Hearsay is testimony regarding a statement about a fact, presented to establish that fact. That is, there is some alleged fact, and Person A claims that Person B made a statement about the fact, and the testimony is presented to establish that fact. If Person A testifies about Person B's statement, for the purpose of testifying about the statement itself, rather than the thing that Person B's statement was about, that's not hearsay.
For instance, if I testify that the defendant came into the bank I was working at and said "I have a gun, give me all your money or I'll shoot you", my testimony is not hearsay if the intent of the testimony is to establish that the defendant threatened me. If the intent is to establish that the defendant had a gun, then it would (putting aside the Statement Against Interest exception) be hearsay. I can testify that the defendant threatened me, because I directly witnessed that. I can't testify that the defendant had a gun, if my only basis for believing that was the defendant's statement, because I didn't directly witness that. I can give statements about anything I witnessed, even if those things are themselves statements by other people, it's just that the prosecution can't use those statements by other people as evidence for the things the statements are about, rather than just the statement itself.

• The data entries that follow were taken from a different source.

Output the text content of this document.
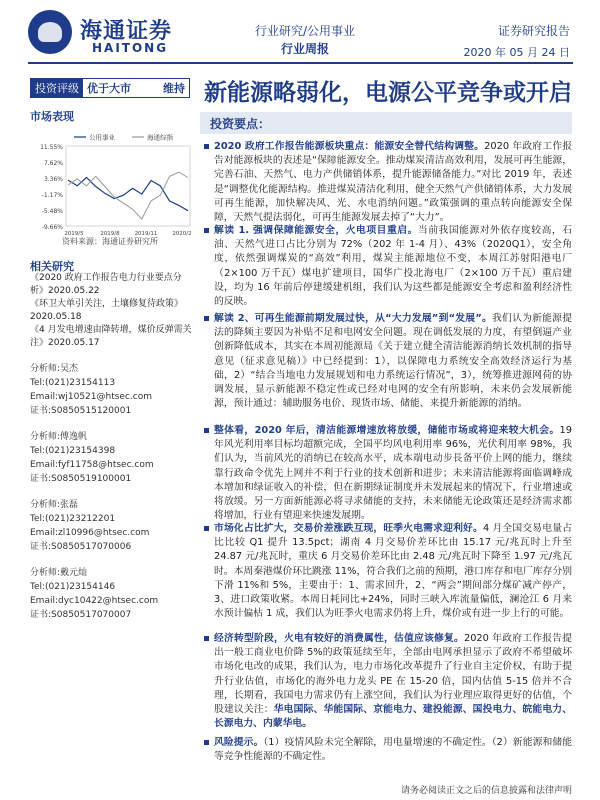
海通证券
HAITONG
行业研究/公用事业
行业周报
证券研究报告
2020 年 05 月 24 日
投资评级 优于大市	维持 新能源略弱化，电源公平竞争或开启
市场表现
11.55%
7.62%
3.36%
-1.17%
-5.48%
-9.66%
2019/5	2019/8	2019/11	2020/2
公用事业	海通综指
资料来源：海通证券研究所
相关研究
《2020 政府工作报告电力行业要点分析》2020.05.22
《环卫大单引关注，土壤修复待政策》2020.05.18
《4 月发电增速由降转增，煤价反弹需关注》2020.05.17
分析师:吴杰
Tel:(021)23154113
Email:wj10521@htsec.com
证书:S0850515120001
分析师:傅逸帆
Tel:(021)23154398
Email:fyf11758@htsec.com
证书:S0850519100001
分析师:张磊
Tel:(021)23212201
Email:zl10996@htsec.com
证书:S0850517070006
分析师:戴元灿
Tel:(021)23154146
Email:dyc10422@htsec.com
证书:S0850517070007
投资要点：
2020 政府工作报告能源板块重点：能源安全替代结构调整。2020 年政府工作报告对能源板块的表述是“保障能源安全。推动煤炭清洁高效利用，发展可再生能源，完善石油、天然气、电力产供储销体系，提升能源储备能力。”对比 2019 年，表述是“调整优化能源结构。推进煤炭清洁化利用，健全天然气产供储销体系，大力发展可再生能源，加快解决风、光、水电消纳问题。”政策强调的重点转向能源安全保障，天然气提法弱化，可再生能源发展去掉了“大力”。
解读 1. 强调保障能源安全，火电项目重启。当前我国能源对外依存度较高，石油、天然气进口占比分别为 72%（202 年 1-4 月）、43%（2020Q1），安全角度，依然强调煤炭的“高效”利用，煤炭主能源地位不变，本周江苏射阳港电厂（2×100 万千瓦）煤电扩建项目，国华广投北海电厂（2×100 万千瓦）重启建设，均为 16 年前后停建缓建机组，我们认为这些都是能源安全考虑和盈利经济性的反映。
解读 2、可再生能源前期发展过快，从“大力发展”到“发展”。我们认为新能源提法的降频主要因为补贴不足和电网安全问题。现在调低发展的力度，有望倒逼产业创新降低成本，其实在本周初能源局《关于建立健全清洁能源消纳长效机制的指导意见（征求意见稿）》中已经提到：1），以保障电力系统安全高效经济运行为基础，2）“结合当地电力发展规划和电力系统运行情况”，3），统筹推进源网荷的协调发展，显示新能源不稳定性或已经对电网的安全有所影响，未来仍会发展新能源，预计通过：辅助服务电价、现货市场、储能、来提升新能源的消纳。
整体看，2020 年后，清洁能源增速放将放缓，储能市场或将迎来较大机会。19 年风光利用率目标均超额完成，全国平均风电利用率 96%，光伏利用率 98%，我们认为，当前风光的消纳已在较高水平，成本端电动步長备平价上网的能力，继续靠行政命令优先上网并不利于行业的技术创新和进步；未来清洁能源将面临调峰成本增加和绿证收入的补偿，但在新期绿证制度并未发展起来的情况下，行业增速或将放缓。另一方面新能源必将寻求储能的支持，未来储能无论政策还是经济需求都将增加，行业有望迎来快速发展期。
市场化占比扩大，交易价差涨跌互现，旺季火电需求迎利好。4 月全国交易电量占比比较 Q1 提升 13.5pct；湖南 4 月交易价差环比由 15.17 元/兆瓦时上升至 24.87 元/兆瓦时，重庆 6 月交易价差环比由 2.48 元/兆瓦时下降至 1.97 元/兆瓦时。本周秦港煤价环比跳涨 11%，符合我们之前的预期，港口库存和电厂库存分别下滑 11%和 5%，主要由于：1、需求回升，2、“两会”期间部分煤矿减产停产，3、进口政策收紧。本周日耗同比+24%，同时三峡入库流量偏低，澜沧江 6 月来水预计偏枯 1 成，我们认为旺季火电需求仍将上升，煤价或有进一步上行的可能。
经济转型阶段，火电有较好的消费属性，估值应该修复。2020 年政府工作报告提出一般工商业电价降 5%的政策延续至年，全部由电网承担显示了政府不希望破坏市场化电改的成果，我们认为，电力市场化改革提升了行业自主定价权，有助于提升行业估值，市场化的海外电力龙头 PE 在 15-20 倍，国内估值 5-15 倍并不合理，长期看，我国电力需求仍有上涨空间，我们认为行业理应取得更好的估值，个股建议关注：华电国际、华能国际、京能电力、建投能源、国投电力、皖能电力、长源电力、内蒙华电。
风险提示。（1）疫情风险未完全解除，用电量增速的不确定性。（2）新能源和储能等竞争性能源的不确定性。
请务必阅读正文之后的信息披露和法律声明
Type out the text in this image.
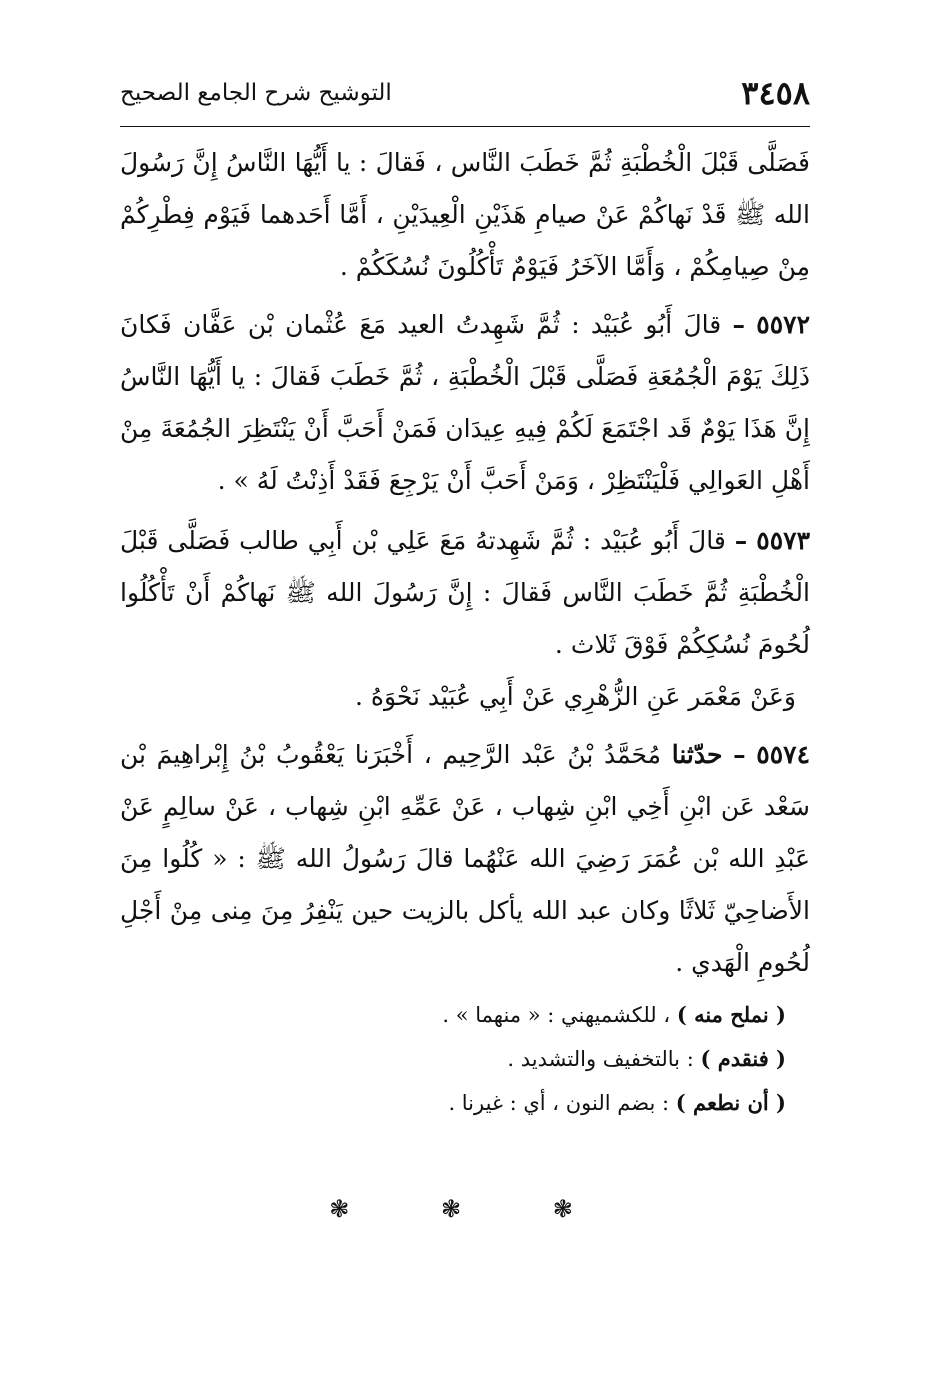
٣٤٥٨
التوشيح شرح الجامع الصحيح

فَصَلَّى قَبْلَ الْخُطْبَةِ ثُمَّ خَطَبَ النَّاس ، فَقالَ : يا أَيُّهَا النَّاسُ إِنَّ رَسُولَ الله ﷺ قَدْ نَهاكُمْ عَنْ صيامِ هَذَيْنِ الْعِيدَيْنِ ، أَمَّا أَحَدهما فَيَوْم فِطْرِكُمْ مِنْ صِيامِكُمْ ، وَأَمَّا الآخَرُ فَيَوْمٌ تَأْكُلُونَ نُسُكَكُمْ .

٥٥٧٢ – قالَ أَبُو عُبَيْد : ثُمَّ شَهِدتُ العيد مَعَ عُثْمان بْن عَفَّان فَكانَ ذَلِكَ يَوْمَ الْجُمُعَةِ فَصَلَّى قَبْلَ الْخُطْبَةِ ، ثُمَّ خَطَبَ فَقالَ : يا أَيُّهَا النَّاسُ إِنَّ هَذَا يَوْمٌ قَد اجْتَمَعَ لَكُمْ فِيهِ عِيدَان فَمَنْ أَحَبَّ أَنْ يَنْتَظِرَ الجُمُعَةَ مِنْ أَهْلِ العَوالِي فَلْيَنْتَظِرْ ، وَمَنْ أَحَبَّ أَنْ يَرْجِعَ فَقَدْ أَذِنْتُ لَهُ » .

٥٥٧٣ – قالَ أَبُو عُبَيْد : ثُمَّ شَهِدتهُ مَعَ عَلِي بْن أَبِي طالب فَصَلَّى قَبْلَ الْخُطْبَةِ ثُمَّ خَطَبَ النَّاس فَقالَ : إِنَّ رَسُولَ الله ﷺ نَهاكُمْ أَنْ تَأْكُلُوا لُحُومَ نُسُكِكُمْ فَوْقَ ثَلاث .

وَعَنْ مَعْمَر عَنِ الزُّهْرِي عَنْ أَبِي عُبَيْد نَحْوَهُ .

٥٥٧٤ – حدّثنا مُحَمَّدُ بْنُ عَبْد الرَّحِيم ، أَخْبَرَنا يَعْقُوبُ بْنُ إِبْراهِيمَ بْن سَعْد عَن ابْنِ أَخِي ابْنِ شِهاب ، عَنْ عَمِّهِ ابْنِ شِهاب ، عَنْ سالِمٍ عَنْ عَبْدِ الله بْن عُمَرَ رَضِيَ الله عَنْهُما قالَ رَسُولُ الله ﷺ : « كُلُوا مِنَ الأَضاحِيّ ثَلاثًا وكان عبد الله يأكل بالزيت حين يَنْفِرُ مِنَ مِنى مِنْ أَجْلِ لُحُومِ الْهَدي .

( نملح منه ) ، للكشميهني : « منهما » .
( فنقدم ) : بالتخفيف والتشديد .
( أن نطعم ) : بضم النون ، أي : غيرنا .
❃	❃	❃
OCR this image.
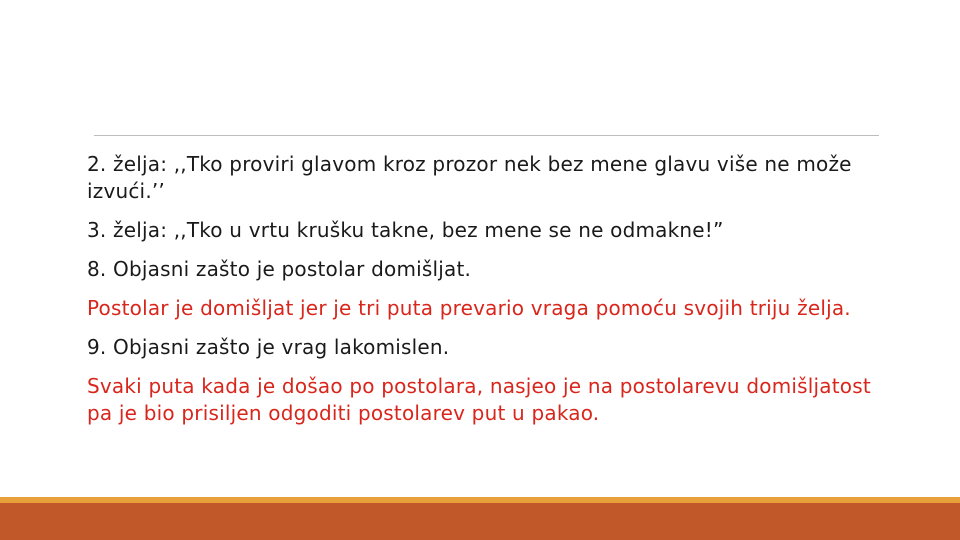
2. želja: ,,Tko proviri glavom kroz prozor nek bez mene glavu više ne može izvući.’’

3. želja: ,,Tko u vrtu krušku takne, bez mene se ne odmakne!”

8. Objasni zašto je postolar domišljat.

Postolar je domišljat jer je tri puta prevario vraga pomoću svojih triju želja.

9. Objasni zašto je vrag lakomislen.

Svaki puta kada je došao po postolara, nasjeo je na postolarevu domišljatost pa je bio prisiljen odgoditi postolarev put u pakao.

So let's look at the examples of "hearsay" that you give:
a number of statements by Trump attorney John Eastman.
Too vague to say whether that's hearsay.
Pence's statements to Trump that he wouldn't try to subvert the election
The only way this would be hearsay is if it was presented to establish the claim that Pence would not try to subvert the election. If it was presented merely to establish that Pence claimed that he wouldn't try to subvert the election, then it is not hearsay. Knowing whether Pence said this is useful both for evaluating Pence's actions, and for evaluating the actions of other people who heard him say this. Any time you're dealing with a conspiracy, who said what to whom is going to be an important issue; that someone made a statement is an important fact, apart from the claims mad in the statement, and so it will be valid for people to testify to the fact that the statement was made.
As for why this would be preferred to direct testimony, which is more compelling: someone claiming that they said they wouldn't do crime, or someone else saying that that person said they wouldn't do crime?